Step six: Find a button you’re willing to sacrifice. I picked one I should’ve thrown out years ago, but was afraid that someone digging through my garbage would find it and some junk mail in my name and associate it with me. Glue this pin to the back of the mayoral badge you’ve painted.

Step seven: Realize you’re never going to make the other event you scheduled for the evening, start to panic and feel like an asshole because you’re missing deqlan‘s birthday. Take a hairdryer and start blasting the head, squeaky spider, and mayoral badge. This would be a good time to burn your hand. This would also be a good time to again accidentally squeak the rubber spider, re-alerting your dog to its presence.

Step eight: In your rush, slop paint on your clothes. Curse some more. It helps.

Step nine: More hairdryer.

Step ten: Fabulousness!

 

When I arrived at safetymonkey’s place in my half-assed costume, people immediately started asking if the head flipped around. When I showed them it did, there were audible groans of “aww fuck, she’s won again. Right there. She just won.”

Jon greeted me at the door and exclaimed that he was wondering when I’d show up and had hypothesized that I was just tired of winning. Nosir!

At the party, the ‘STD Fairy’ decided to give me gonorrhea, which, incidentally, is the one STD I can’t seem to remember how to spell. At the very least, now I know that the wikipedia entry for ‘sexually transmitted disease’ is blocked by my workplace filters. Apparently, when they sent out that handbook instructing us how to self-treat STDs, that was meant to be the last word on the subject!

When it came time to announce the contest winners, Jon stepped up and proclaimed, “There have always been two costume contest categories at our parties; best costume, and best worst costume. The time has come where we feel that we must add a third. This new category is the ‘Melissa’ category, as we feel it is unfair to make mere mortals compete against her, and otherwise she’ll continue to sweep the best costume category. ”

So, I’ve won, but I’ve also been permanently disqualified from the regular contests. Does this mean that in the future, all I’ll have to do to win my special ‘Melissa’ prize is not change my name and just show up? Time will tell!

Oppressive Silencing

A petition has been circulating around the places I frequent online, urging people to further spread it to reach its goal of collecting one million signatures. The purpose? To stop Uwe Boll from making more movies.

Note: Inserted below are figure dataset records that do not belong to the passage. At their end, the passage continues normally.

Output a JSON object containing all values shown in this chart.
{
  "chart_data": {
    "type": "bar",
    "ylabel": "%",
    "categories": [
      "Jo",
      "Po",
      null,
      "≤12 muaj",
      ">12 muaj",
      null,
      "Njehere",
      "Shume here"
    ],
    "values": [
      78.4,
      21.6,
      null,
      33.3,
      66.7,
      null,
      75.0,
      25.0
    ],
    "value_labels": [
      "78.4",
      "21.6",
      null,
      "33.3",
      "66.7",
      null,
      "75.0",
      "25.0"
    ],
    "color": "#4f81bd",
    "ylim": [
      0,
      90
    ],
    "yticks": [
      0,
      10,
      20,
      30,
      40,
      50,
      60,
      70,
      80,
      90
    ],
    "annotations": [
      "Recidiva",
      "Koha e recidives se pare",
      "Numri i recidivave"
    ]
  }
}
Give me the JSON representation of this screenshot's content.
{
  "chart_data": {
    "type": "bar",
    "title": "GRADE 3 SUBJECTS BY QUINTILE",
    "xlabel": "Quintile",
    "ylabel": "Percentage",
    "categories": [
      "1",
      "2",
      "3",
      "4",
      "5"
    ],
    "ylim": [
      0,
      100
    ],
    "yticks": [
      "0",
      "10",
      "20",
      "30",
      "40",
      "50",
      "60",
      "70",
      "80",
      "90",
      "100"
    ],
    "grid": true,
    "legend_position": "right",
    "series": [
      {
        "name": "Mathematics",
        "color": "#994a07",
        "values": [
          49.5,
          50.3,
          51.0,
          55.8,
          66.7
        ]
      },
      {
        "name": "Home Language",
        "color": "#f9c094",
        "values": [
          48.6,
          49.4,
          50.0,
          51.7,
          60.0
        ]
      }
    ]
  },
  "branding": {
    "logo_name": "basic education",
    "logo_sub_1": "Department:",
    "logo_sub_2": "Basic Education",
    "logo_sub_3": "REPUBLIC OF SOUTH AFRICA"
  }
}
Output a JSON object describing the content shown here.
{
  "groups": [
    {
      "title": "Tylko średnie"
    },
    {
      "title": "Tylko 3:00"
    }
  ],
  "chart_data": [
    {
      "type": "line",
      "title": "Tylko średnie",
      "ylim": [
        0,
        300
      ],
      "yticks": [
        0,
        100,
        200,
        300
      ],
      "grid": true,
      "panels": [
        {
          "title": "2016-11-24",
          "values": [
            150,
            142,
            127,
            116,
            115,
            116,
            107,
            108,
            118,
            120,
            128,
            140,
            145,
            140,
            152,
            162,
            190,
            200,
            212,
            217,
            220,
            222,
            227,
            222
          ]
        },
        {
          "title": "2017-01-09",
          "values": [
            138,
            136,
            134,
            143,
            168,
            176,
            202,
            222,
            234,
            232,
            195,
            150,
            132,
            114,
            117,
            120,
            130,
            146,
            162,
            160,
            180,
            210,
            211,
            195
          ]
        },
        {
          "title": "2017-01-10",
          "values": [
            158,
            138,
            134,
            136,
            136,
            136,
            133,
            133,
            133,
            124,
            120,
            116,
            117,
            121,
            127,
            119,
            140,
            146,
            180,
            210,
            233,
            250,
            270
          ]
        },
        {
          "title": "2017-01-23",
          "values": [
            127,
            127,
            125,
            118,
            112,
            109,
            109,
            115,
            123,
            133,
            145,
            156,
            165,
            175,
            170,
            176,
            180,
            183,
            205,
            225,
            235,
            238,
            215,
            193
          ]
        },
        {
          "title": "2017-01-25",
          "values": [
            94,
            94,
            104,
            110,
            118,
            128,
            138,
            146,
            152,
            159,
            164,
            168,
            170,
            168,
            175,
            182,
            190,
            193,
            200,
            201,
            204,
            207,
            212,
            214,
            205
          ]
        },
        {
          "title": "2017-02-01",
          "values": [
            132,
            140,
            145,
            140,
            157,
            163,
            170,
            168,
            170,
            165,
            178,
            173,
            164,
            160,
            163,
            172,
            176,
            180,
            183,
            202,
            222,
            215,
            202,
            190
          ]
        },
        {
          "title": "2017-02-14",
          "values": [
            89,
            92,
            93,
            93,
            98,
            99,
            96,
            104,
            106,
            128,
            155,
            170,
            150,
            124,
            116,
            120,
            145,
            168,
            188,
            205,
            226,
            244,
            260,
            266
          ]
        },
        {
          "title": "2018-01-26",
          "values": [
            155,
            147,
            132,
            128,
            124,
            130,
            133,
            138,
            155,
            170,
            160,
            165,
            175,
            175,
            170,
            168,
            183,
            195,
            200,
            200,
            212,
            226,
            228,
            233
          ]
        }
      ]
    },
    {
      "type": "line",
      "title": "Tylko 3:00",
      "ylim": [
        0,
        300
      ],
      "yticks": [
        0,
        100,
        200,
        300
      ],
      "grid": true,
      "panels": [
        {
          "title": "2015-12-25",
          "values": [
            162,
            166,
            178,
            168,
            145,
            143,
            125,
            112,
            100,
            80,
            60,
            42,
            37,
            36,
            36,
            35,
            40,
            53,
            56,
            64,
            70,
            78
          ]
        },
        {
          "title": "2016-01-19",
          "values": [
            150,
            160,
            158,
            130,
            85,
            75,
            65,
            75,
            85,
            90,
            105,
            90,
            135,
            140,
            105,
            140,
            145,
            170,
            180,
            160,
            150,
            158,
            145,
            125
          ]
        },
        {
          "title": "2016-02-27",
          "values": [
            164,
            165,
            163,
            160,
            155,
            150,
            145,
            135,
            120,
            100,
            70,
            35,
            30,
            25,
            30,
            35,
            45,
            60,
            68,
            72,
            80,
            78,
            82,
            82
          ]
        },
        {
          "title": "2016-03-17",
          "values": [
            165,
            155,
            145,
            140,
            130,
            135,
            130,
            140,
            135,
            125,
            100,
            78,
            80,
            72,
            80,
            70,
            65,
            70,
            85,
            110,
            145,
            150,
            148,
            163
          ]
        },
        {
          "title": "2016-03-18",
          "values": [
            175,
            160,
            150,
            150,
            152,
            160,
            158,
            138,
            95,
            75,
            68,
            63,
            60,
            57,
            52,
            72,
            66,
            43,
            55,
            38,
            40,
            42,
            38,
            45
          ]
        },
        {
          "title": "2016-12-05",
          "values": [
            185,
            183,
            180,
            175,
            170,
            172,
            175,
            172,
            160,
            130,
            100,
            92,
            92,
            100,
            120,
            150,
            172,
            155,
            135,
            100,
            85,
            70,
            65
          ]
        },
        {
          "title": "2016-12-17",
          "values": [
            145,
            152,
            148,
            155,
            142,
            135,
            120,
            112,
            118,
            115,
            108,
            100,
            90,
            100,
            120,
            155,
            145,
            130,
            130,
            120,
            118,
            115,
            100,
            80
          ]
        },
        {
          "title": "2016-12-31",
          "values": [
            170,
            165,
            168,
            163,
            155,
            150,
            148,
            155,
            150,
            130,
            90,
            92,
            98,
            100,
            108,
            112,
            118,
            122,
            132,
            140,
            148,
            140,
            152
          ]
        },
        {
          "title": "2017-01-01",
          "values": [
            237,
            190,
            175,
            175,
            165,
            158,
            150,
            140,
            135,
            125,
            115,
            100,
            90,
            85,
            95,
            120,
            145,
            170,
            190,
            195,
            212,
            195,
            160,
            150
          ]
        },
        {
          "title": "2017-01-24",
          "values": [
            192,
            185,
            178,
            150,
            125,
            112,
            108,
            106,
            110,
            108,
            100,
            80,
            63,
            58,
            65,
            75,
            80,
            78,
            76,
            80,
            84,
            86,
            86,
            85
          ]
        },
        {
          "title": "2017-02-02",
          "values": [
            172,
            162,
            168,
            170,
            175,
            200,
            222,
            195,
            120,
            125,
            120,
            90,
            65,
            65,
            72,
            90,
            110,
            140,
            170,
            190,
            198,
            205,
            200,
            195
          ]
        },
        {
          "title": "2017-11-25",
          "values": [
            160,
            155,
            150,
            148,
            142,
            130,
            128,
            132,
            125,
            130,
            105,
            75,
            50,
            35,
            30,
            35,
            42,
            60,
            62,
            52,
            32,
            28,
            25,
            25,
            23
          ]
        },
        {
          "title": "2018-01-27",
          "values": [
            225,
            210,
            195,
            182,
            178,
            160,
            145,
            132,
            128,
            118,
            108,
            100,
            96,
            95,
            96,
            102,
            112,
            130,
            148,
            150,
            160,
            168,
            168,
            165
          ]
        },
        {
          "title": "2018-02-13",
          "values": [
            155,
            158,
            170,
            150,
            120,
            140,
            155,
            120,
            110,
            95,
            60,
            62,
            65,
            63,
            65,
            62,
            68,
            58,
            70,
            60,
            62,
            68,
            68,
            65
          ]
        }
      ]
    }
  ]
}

I have stated before that while he doesn’t make great movies, at the very least, he makes entertaining ones. Some may argue that he’s entertaining through utter ineptitude, and that getting B-movie laughs isn’t the same as writing something witty, but I think that’s missing the point.

So, Boll makes movies that you don’t like. So? I don’t like fanfiction or furry porn or magazines where the guys on the front are so muscle-y that you can see every one of their veins in bulging detail. I know I don’t like these things, so I don’t read, watch, or buy them. Who then, exactly, is forcing you to sit in a theater and watch Uwe Boll movies? Is it at gunpoint? Knifepoint? Or just the utter fanboy obsessiveness that dictates that if a movie is being made on a subject you’re tangentially interested in, you MUST see it?

While you think that passing around these petitions might eliminate that temptation or morbid curiosity from your life, I see it as something far more sinister. You’re trampling on speech; the best, truest, and most free thing we have. It’s what allows me to bitch about recycling one day, and insinuate I would do terrible, terrible things to Johnny Depp in the dark of the night the next. I spout my opinion off regularly, uninvited, and most of the people who read this do the same; no one tells you to shut up or stop writing, and if they did, I doubt any of you would take heed. Many people who read this are artists or musicians–would you stop creating art or music if someone told you that your work is crappy and offensive?

What’s the difference between stifling your personal speech and stifling his creativity?